Coretsy was thronging with her soldiers, but there was a welcoming committee of locals there too, who stood out by virtue of most of them being twice as tall as the Wasps. Mole Crickets, she saw, and should have expected as much, for they were the best miners, and the Empire shipped them in wherever hard work needed to be done.

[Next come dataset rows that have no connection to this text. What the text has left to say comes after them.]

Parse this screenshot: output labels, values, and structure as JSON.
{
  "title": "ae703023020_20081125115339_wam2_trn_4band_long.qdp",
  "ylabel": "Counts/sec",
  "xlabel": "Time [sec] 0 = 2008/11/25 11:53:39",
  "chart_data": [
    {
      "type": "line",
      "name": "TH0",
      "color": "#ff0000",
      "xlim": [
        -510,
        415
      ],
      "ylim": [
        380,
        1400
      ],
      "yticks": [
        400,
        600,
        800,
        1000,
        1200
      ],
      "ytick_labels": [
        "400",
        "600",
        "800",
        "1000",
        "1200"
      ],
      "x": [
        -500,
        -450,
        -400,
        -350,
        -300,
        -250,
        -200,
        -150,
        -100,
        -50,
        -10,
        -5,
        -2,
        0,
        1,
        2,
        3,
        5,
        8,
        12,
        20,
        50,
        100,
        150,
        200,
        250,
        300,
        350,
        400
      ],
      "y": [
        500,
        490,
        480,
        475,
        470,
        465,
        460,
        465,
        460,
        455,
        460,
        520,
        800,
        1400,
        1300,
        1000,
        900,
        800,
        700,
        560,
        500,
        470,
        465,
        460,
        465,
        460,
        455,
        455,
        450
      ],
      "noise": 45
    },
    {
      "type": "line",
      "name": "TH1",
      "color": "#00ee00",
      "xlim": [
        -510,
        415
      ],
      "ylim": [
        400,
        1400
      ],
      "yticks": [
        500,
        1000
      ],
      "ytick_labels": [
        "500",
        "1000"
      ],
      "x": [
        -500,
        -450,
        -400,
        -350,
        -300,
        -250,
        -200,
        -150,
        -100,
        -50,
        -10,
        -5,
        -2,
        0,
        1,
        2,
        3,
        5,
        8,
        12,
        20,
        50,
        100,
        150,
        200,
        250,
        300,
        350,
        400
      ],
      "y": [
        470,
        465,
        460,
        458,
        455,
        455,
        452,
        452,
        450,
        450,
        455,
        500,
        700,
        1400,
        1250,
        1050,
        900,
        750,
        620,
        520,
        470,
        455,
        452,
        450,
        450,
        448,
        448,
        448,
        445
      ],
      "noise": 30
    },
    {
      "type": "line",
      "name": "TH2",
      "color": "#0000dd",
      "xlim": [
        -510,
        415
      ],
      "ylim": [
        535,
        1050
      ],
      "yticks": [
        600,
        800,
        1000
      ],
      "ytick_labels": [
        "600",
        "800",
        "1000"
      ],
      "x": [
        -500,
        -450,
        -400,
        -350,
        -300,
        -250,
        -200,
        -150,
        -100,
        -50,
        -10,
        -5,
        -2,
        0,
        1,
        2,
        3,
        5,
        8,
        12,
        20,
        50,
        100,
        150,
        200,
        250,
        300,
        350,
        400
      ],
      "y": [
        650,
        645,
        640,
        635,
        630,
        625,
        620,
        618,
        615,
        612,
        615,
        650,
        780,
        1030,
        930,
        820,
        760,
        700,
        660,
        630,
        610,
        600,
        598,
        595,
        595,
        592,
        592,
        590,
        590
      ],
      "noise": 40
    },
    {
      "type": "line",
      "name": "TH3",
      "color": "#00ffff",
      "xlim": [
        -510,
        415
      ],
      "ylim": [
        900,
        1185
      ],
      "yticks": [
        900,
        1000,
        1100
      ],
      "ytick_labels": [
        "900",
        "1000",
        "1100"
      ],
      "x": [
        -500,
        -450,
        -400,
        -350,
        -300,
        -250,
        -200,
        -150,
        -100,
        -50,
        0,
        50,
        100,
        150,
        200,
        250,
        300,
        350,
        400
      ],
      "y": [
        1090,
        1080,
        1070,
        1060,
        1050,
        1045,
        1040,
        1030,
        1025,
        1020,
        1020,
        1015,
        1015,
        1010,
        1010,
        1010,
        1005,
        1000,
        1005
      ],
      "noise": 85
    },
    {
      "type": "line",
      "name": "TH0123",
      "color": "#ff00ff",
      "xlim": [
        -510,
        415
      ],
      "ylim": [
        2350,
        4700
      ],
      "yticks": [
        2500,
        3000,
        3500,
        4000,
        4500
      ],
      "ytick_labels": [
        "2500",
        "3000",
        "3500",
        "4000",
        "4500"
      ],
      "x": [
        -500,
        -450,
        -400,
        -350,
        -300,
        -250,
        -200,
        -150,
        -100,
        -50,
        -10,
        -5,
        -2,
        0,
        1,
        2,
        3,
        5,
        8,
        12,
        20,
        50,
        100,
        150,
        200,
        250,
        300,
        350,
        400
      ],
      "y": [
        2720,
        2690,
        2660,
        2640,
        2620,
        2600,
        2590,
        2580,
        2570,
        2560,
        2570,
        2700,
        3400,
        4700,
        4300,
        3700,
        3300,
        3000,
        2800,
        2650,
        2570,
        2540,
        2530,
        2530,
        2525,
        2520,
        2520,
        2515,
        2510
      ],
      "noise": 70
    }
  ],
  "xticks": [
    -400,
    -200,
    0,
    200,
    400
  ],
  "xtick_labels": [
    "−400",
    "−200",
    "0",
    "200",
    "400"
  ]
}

About waist level to the pitch-skinned giants clustered a knot of others, mostly Beetle-kinden, though they looked subtly different to the sophisticated Capitas breed Seda was used to seeing.

‘So, this is who gets condemned to the salt mines, is it?’ she asked Gjegevey as she strode out from under the airship’s shadow, the old man hobbling after her, with Tisamon’s metal silence bringing up the rear.

‘Ah, no, your Majesty,’ the Woodlouse-kinden corrected her almost urgently. ‘They are, hm, not slaves, nor are they sent nor forced, ah

…’ He was losing his breath, unable to keep up with her confident stride, and she found herself suddenly face to face with the delegation of locals. There was a fraction of a pause, very obvious to her, before they knelt, not quite in unison. The Mole Crickets amongst them were still taller than her, even in obeisance.

There was a commonality about them, she noticed, the Beetles and the Crickets. It was as though they had been glazed in the same kiln. A film of white had settled on them, into the creases of their lined faces, in the folds of their clothes. Salt.

‘These mines have been worked for… a, hm, long time. More than Myna and the, hem, Empire has claimed them over the years. Mosquitos, yes. Moth-kinden, certainly,’ Gjegevey huffed, catching up. ‘These men are of mining families; their ancestors served the Moths a thousand years ago, hm, no doubt. It is a proud calling. A mystery.’